Ben MacDui. Photo: Graham Ellis CC-BY-SA-2.0

Ben MacDui. Photo: Graham Ellis CC-BY-SA-2.0

Ill prepared hillwalkers relying on smartphones to navigate on Highland mountains are putting lives at risk, police said.

The head of mountain rescue for Grampian Police criticised groups of walkers who went on to the hills without the skills and knowledge to find their way.

Chief Inspector Andrew Todd’s comments follow the rescue of 14 people last night on Britain’s second-highest mountain, Ben MacDui.

The Grampian force said: “Over the past four nights, Friday to Monday, both Cairngorm Mountain Rescue Team and the joint Grampian Police-Braemar Mountain Rescue Team, supported by colleagues from the Search and Rescue Dog Association, Aberdeen Mountain Rescue and Royal Navy Search and Rescue helicopter from Prestwick have collectively responded to four separate incidents within the Cairngorms.

“The 18 individuals involved all appear to have been attempting to navigate within the Cairngorms using smartphone-type technology.
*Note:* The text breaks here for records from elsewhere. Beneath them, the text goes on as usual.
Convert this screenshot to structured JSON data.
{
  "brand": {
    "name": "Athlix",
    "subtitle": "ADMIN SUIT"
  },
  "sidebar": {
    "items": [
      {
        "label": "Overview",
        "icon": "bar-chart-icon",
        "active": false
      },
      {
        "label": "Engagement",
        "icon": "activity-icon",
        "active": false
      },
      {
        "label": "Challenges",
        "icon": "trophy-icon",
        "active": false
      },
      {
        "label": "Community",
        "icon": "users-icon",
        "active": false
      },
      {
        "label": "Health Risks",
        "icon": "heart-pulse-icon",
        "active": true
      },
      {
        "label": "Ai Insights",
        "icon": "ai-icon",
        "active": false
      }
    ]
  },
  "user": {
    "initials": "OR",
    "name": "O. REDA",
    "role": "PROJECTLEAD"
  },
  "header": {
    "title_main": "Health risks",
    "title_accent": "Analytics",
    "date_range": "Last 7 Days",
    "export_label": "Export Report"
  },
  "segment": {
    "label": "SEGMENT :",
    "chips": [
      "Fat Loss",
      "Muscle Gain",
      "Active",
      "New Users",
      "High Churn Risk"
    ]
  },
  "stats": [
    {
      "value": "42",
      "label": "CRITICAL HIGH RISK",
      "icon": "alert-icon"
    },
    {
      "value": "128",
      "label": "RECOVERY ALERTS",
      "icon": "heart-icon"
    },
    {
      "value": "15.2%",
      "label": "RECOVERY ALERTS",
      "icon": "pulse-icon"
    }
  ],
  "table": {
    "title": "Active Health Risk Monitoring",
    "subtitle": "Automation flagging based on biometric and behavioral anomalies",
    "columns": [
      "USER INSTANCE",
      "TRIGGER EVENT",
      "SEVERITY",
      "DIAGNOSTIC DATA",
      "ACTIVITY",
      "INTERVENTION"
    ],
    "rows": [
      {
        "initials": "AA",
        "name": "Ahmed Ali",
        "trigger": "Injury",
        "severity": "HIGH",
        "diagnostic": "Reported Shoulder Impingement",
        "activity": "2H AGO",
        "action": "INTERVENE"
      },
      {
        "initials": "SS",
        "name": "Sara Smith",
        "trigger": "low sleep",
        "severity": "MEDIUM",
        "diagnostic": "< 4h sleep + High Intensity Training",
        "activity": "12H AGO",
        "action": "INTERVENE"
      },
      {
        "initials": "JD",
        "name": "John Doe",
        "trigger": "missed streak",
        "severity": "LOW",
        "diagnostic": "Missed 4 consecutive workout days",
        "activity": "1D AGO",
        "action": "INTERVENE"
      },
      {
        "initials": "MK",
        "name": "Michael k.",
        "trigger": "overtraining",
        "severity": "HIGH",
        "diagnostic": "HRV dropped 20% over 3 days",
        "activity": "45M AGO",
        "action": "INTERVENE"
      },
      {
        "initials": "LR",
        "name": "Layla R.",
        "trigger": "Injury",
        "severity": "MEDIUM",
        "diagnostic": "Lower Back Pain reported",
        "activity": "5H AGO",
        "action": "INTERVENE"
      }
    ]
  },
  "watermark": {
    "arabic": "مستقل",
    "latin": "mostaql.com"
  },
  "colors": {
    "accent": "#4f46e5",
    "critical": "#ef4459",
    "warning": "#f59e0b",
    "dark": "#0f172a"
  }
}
“Whilst all were traced safe and well, it is disappointing to both the police and the mountain rescue teams that there appeared to be a complete reliance on a navigation technology which we would consider unsuitable for the terrain these groups are traversing.

“Grampian Police wish to take this opportunity to bring to hillwalkers’ attention the need for parties to have the correct level of skill and equipment, particularly with regards to navigation.”

Ch Insp Todd, co-ordinator of mountain rescue in Grampian, said: “I have been involved in mountain rescue for nearly 20 years and, while technology can and does play an important part in raising the alarm or assisting navigation, it appears we may be about to witness a marked increase in the complete reliance of smartphone apps to navigate some of the UK’s highest mountains.

“What is particularly concerning is that the individuals who are relying on this apparently inappropriate technology often do not possess even rudimentary mountain navigation skills.

“This is putting their lives at risk, and while Scotland’s mountains are there for all to enjoy, there is a personal responsibility on those who venture into the mountains to do so only when properly equipped and skilled.”

The group of 14 people was walked to safety from 1,309m (4,295ft) Ben MacDui last night after getting lost in fog at around 7pm. Police said no-one was injured as a result.